If you want others to benefit, post the source of the whole thing…

Wasn’t this a skateboard movie?

Thing is, I don’t know how I fixed it. I have been trying to recreate the whole thing in libgdx and I am running into the same problem.
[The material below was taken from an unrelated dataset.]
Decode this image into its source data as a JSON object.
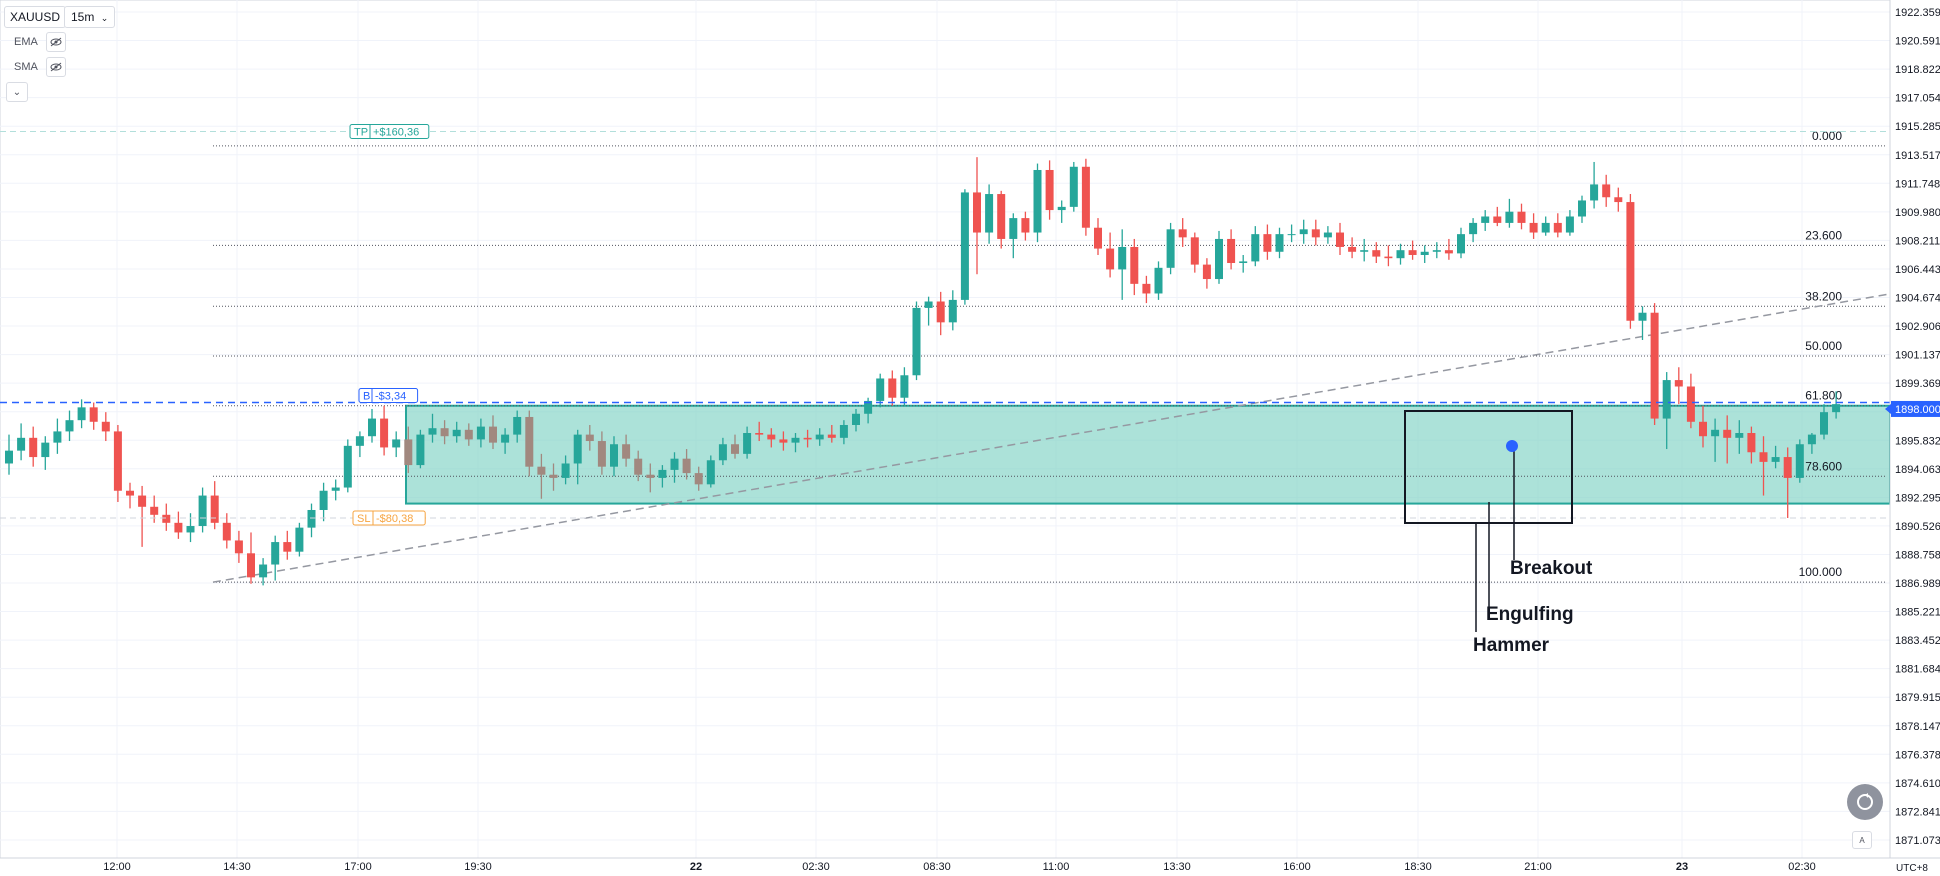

Anyway, here are the shaders that worked:

#version 120
varying vec3 f_color;
varying vec3 f_normal;
varying vec3 f_coord;
uniform mat4 m,v;
uniform mat3 nm; //normal matrix
uniform vec3 lightpos;
vec3 ambient = vec3(0.4,0.4,0.4);
vec3 lightcolor = vec3(0.8,0.8,0.8);
void main(void) {
  vec3 normnorm = normalize(f_normal);
  vec3 dirtolight = lightpos-(f_coord);
  float distance = length(dirtolight);
  float diffuse = max(dot(normnorm,normalize(dirtolight)),0.0);
  vec3 lightweight = (ambient+lightcolor*diffuse);
  vec4 color = vec4(f_color*lightweight,1.0);
  gl_FragColor = color;
}
#version 120
attribute vec3 coord;
attribute vec3 normal;
attribute vec3 color;
uniform mat4 matrix;
uniform mat4 m,v;
uniform mat3 nm;
varying vec3 f_color;
varying vec3 f_normal;
varying vec3 f_coord;
//varying float diffuse;
void main() {
   //vec3 lightpos = vec3(0.4,0.8,0.4);
   f_color = color;
   f_coord = (vec3(m*vec4(coord,1.0)));
   f_normal = normalize(nm*normal);
   gl_Position = matrix * vec4(coord,1.0);
}

Oh… Figured it out. When the light gets more a certain distance above an object it begins to look like per vertex lighting.